Artist talk: Midori Takada

Date

Schedule

19:30–21:00

Place

Garage Auditorium

DESCRIPTION

A key figure in the history of Japanese twentieth-century minimalism, composer and performer Midori Takada will speak about her creative practice.

While for American and European musicians minimalism rather quickly turned into a fine-tuned institutional art practice, Takada chose minimalism as a purely personal path determined by, generally speaking, an intimate and bodily experience of art, rather than a certain social or intellectual position. This is why during her lecture at Garage she will deliberately distance herself from any current cultural or music discourses. An artist who always preferred unobvious and unpredictable ways in her music, as a young woman Takada refused to forge a career in the Berlin Symphonic Orchestra following her inaugural concert with them, joining the experimental Mkwaju Ensemble instead. Later, she recorded the album Through the Looking Glass within two days using her own equipment—a record that would be become genuinely iconic thirty years later. In parallel to that, Takada has been researching African polyrhythmic music and the culture of the East, as well as looking for points of intersection between the new classics and avant-garde jazz, ambient, and the traditional music of the peoples of Ghana, Senegal and Korea. More recently, she has turned her attention to biocybernetics, started performing in a theater, and creating scores for anime and computer games.

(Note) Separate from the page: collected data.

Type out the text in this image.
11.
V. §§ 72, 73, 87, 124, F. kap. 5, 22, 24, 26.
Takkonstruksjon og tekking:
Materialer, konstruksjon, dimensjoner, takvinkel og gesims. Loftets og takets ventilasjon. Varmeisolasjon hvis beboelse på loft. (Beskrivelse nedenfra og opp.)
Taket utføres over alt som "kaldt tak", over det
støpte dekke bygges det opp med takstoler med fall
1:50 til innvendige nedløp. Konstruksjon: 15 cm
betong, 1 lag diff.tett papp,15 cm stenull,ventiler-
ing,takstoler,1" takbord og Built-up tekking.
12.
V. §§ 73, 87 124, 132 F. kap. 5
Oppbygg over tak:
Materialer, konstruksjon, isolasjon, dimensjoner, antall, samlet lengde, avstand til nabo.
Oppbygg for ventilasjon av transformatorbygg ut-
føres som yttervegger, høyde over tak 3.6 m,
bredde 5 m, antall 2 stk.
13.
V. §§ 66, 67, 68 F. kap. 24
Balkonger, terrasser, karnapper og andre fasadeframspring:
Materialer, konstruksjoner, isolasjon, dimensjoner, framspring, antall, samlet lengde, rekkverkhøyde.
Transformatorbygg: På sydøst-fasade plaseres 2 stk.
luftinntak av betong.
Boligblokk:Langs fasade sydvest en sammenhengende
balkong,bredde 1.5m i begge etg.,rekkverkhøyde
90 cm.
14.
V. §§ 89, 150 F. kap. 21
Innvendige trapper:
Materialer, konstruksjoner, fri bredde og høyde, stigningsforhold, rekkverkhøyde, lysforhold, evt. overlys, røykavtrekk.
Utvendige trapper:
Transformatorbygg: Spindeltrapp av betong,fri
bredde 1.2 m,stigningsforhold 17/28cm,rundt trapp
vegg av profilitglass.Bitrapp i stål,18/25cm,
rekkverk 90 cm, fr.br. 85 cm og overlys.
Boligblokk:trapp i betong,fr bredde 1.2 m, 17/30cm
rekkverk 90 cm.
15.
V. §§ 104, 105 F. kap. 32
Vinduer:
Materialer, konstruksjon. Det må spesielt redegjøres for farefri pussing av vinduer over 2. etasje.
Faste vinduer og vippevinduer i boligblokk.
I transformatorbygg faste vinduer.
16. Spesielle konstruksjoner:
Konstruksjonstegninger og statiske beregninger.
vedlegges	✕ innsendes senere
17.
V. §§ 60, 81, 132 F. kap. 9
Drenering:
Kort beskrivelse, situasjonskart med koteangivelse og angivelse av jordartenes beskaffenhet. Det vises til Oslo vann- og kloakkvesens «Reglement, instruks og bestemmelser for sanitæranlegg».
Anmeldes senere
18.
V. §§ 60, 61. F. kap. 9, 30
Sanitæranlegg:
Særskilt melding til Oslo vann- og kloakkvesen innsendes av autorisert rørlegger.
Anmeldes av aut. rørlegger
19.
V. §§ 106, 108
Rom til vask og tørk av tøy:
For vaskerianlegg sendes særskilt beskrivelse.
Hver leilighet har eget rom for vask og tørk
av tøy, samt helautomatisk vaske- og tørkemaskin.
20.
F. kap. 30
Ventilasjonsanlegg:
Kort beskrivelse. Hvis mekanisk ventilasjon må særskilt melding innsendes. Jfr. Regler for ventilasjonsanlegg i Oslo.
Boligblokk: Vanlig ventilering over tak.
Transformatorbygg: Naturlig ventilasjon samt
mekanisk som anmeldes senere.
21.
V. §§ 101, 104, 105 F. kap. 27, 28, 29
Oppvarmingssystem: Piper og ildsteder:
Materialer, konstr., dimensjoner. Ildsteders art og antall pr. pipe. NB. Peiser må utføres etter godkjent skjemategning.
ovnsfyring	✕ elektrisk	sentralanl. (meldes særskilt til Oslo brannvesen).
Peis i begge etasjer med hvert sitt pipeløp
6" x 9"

The lecture is organized in collaboration with ANDconcert.

The lecture coincides with Midori Takada’s concert that will take place at 20:00 on May 22 at Digital Business Space.

ABOUT THE LECTURER

 

Midori Takada (b. 1951, Tokyo) is a Japanese composer and multipercussionist, who combines East-Asian music with jazz, ambient and electronics. She performed her first concert with the Berlin Symphonic Orchestra in 1978. Takada writes scores for theater performances (sometimes taking part in them as an actress), soundtracks to anime and computer games, and plays in the free-jazz band Ton Klami

HOW TO TAKE PART

Free admission with advance registration

The lecture will be in Japanese with simultaneous translation to Russian.